Connaissez-vous la facilité avec laquelle il est possible de faire du montage vidéo ou de donner la datation voulue à une vidéo à l’âge de l’informatique ?
Savez-vous comment tromper le lecteur ?
Par exemple en utilisant une vérité hors sujet pour l’utiliser à fins de tromperie et détourner l’attention de l’essentiel.
On jette le discrédit sur ceux qui critiquent la thèse d’un bombardement chimique en allant soigneusement choisir des affirmations effectivement périmées ou vagues. Sauf que peu importe si sur le web il y a des gens qui écrivent sans savoir ou qui écrivent n’importe quoi. C’est l’envers de la médaille du net. Ce qui compte c’est qu’au milieu du fouillis inhérent au web, il y ait des sources solides et crédibles.
Par exemple encore en pointant des discordances hors de propos.
Les discordances de déclarations sur l’heure de l’attaque aérienne sont sans rapport avec le fond du sujet, étant donné que personne ne conteste qu’il y a eu attaque aérienne.
La vraie question, c’est : y a-t-il eu une attaque aérienne chimique de la part des forces du gouvernement syrien, voire le cas échéant de leurs alliés russes, sur les environs de Khan Cheikhoun le 4 avril 2017 ?
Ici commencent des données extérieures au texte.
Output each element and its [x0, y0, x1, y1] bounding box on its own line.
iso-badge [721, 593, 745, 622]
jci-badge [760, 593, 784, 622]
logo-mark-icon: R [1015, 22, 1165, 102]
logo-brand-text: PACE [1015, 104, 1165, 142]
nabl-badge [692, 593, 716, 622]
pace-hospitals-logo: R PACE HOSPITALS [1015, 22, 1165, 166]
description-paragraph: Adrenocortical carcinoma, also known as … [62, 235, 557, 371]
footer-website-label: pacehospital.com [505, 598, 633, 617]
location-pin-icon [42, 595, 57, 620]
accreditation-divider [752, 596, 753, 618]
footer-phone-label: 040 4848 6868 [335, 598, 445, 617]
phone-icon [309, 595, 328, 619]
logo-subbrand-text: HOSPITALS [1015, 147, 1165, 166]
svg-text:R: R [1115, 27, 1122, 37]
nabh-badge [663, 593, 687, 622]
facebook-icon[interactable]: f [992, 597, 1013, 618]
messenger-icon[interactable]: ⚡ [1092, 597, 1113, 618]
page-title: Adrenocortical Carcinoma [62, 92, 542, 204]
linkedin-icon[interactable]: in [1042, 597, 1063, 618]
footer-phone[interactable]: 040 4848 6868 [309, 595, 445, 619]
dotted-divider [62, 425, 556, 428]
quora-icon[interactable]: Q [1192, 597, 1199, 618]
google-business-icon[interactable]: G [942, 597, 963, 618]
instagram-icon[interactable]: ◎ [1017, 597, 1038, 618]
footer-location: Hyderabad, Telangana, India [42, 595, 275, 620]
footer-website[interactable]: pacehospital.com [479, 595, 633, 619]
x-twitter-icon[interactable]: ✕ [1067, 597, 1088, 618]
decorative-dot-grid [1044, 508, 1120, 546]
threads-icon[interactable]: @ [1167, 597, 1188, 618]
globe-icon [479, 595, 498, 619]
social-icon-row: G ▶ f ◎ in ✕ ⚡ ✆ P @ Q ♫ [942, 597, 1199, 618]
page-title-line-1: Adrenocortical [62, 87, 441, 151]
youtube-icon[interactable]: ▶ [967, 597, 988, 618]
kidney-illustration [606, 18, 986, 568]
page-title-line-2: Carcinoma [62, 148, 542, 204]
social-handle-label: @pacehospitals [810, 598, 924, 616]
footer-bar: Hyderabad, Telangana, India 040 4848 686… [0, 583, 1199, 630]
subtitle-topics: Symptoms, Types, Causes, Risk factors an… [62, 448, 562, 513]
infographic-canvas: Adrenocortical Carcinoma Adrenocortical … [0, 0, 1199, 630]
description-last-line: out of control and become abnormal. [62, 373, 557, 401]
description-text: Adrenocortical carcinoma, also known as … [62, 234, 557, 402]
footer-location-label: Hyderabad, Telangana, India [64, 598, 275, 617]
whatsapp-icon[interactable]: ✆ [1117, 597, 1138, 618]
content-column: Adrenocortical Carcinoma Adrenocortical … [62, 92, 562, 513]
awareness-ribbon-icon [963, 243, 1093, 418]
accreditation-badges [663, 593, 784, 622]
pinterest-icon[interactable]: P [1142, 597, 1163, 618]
Et personne n’a apporté le moindre début de commencement de preuve que les avions d’Assad ou de la Russie ont procédé à un largage d’armes chimiques ce jour-ci et en ce lieu. Or eux le démentent catégoriquement et leur démenti est parfaitement cohérent.
Encore une fois, pourquoi diable les forces gouvernementales syriennes auraient-elles été utiliser des armes chimiques interdites alors qu’il y a un paquet d’autres armes bien plus dévastatrices et dont l’usage n’est pas interdit par les conventions internationales et alors que, quand bien même Assad aurait-il violé son engagement de 2013 en ne démantelant pas ses stocks d’armes chimiques (pourtant contrôlé par des inspecteurs étrangers qui ont affirmé qu’il a bien livré et démantelé ses stocks d’armes chimiques), il sait parfaitement que le moindre acte de ses forces armées est scruté avec la plus grande attention par ses ennemis américains, saoudiens, qataris et turcs qui se saisiraient de la moindre incartade comme d’un casus belli ?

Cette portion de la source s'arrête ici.